CALM: Class-Conditional Sparse Attention Vectors for Large Audio-Language Models
Videet Mehta, Liming Wang, Hilde Kuehne, Rogerio Feris, James R. Glass, M. Jehanzeb Mirza
TL;DR
This work tackles the challenge that frozen large audio–language models underperform on discriminative tasks compared with specialized models. It extends Sparse Attention Vectors by introducing CALM, a class-conditioned head weighting scheme that learns per-class head reliabilities from few-shot data, enabling weighted voting across selected attention heads without fine-tuning. CALM demonstrates consistent improvements over uniform head voting across audio and audio–visual benchmarks (e.g., gains up to 14.52% on AudioSet) and supports a self-supervised alternative via pseudo-labeling. The approach reveals clear head specialization in later LALM layers and offers a practical, finetuning-free method to repurpose LALMs for discriminative tasks with strong performance and scalability benefits.
Abstract
Large audio-language models (LALMs) exhibit strong zero-shot capabilities in multiple downstream tasks, such as audio question answering (AQA) and abstract reasoning; however, these models still lag behind specialized models for certain discriminative tasks (e.g., audio classification).
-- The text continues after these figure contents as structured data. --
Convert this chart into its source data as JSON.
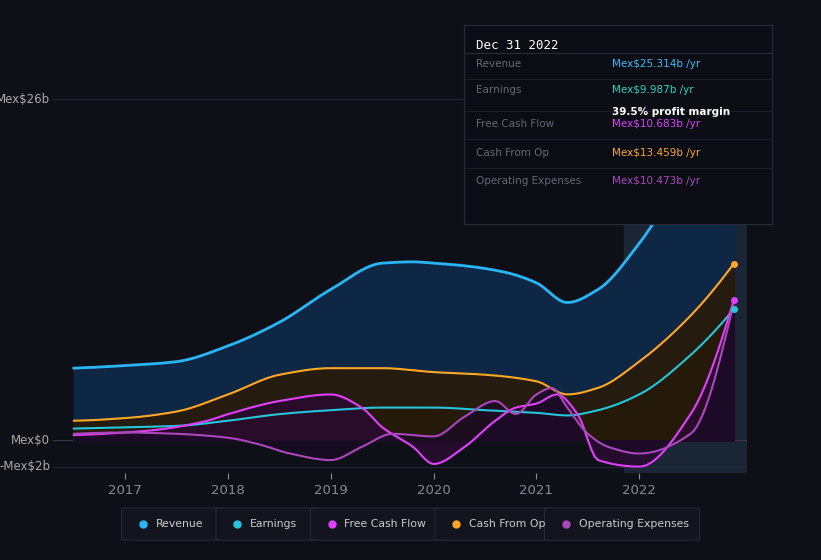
{
  "bg_color": "#0d1117",
  "title_box": {
    "date": "Dec 31 2022",
    "rows": [
      {
        "label": "Revenue",
        "value": "Mex$25.314b /yr",
        "value_color": "#38bdf8"
      },
      {
        "label": "Earnings",
        "value": "Mex$9.987b /yr",
        "value_color": "#2dd4bf",
        "sub": "39.5% profit margin"
      },
      {
        "label": "Free Cash Flow",
        "value": "Mex$10.683b /yr",
        "value_color": "#e040fb"
      },
      {
        "label": "Cash From Op",
        "value": "Mex$13.459b /yr",
        "value_color": "#ffa726"
      },
      {
        "label": "Operating Expenses",
        "value": "Mex$10.473b /yr",
        "value_color": "#ab47bc"
      }
    ]
  },
  "y_label_top": "Mex$26b",
  "y_label_mid": "Mex$0",
  "y_label_bot": "-Mex$2b",
  "x_ticks": [
    "2017",
    "2018",
    "2019",
    "2020",
    "2021",
    "2022"
  ],
  "ylim": [
    -2.5,
    28
  ],
  "legend": [
    {
      "label": "Revenue",
      "color": "#29b6f6"
    },
    {
      "label": "Earnings",
      "color": "#26c6da"
    },
    {
      "label": "Free Cash Flow",
      "color": "#e040fb"
    },
    {
      "label": "Cash From Op",
      "color": "#ffa726"
    },
    {
      "label": "Operating Expenses",
      "color": "#ab47bc"
    }
  ],
  "revenue_color": "#29b6f6",
  "revenue_fill": "#0d2744",
  "earnings_color": "#26c6da",
  "earnings_fill": "#0a2020",
  "fcf_color": "#e040fb",
  "fcf_fill": "#2a0a30",
  "cfo_color": "#ffa726",
  "cfo_fill": "#2a1a05",
  "opex_color": "#ab47bc",
  "opex_fill": "#1a0a25",
  "highlight_fill": "#1a2535"
}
Recent studies show that sparse subsets of attention heads within an LALM can serve as strong discriminative feature extractors for downstream tasks such as classification via simple voting schemes. However, these methods assign uniform weights to all selected heads, implicitly assuming that each head contributes equally across all semantic categories. In this work, we propose Class-Conditional Sparse Attention Vectors for Large Audio-Language Models, a few-shot classification method that learns class-dependent importance weights over attention heads. This formulation allows individual heads to specialize in distinct semantic categories and to contribute to ensemble predictions proportionally to their estimated reliability. Experiments on multiple few-shot audio and audiovisual classification benchmarks and tasks demonstrate that our method consistently outperforms state-of-the-art uniform voting-based approaches by up to 14.52%, 1.53%, 8.35% absolute gains for audio classification, audio-visual classification, and spoofing detection respectively.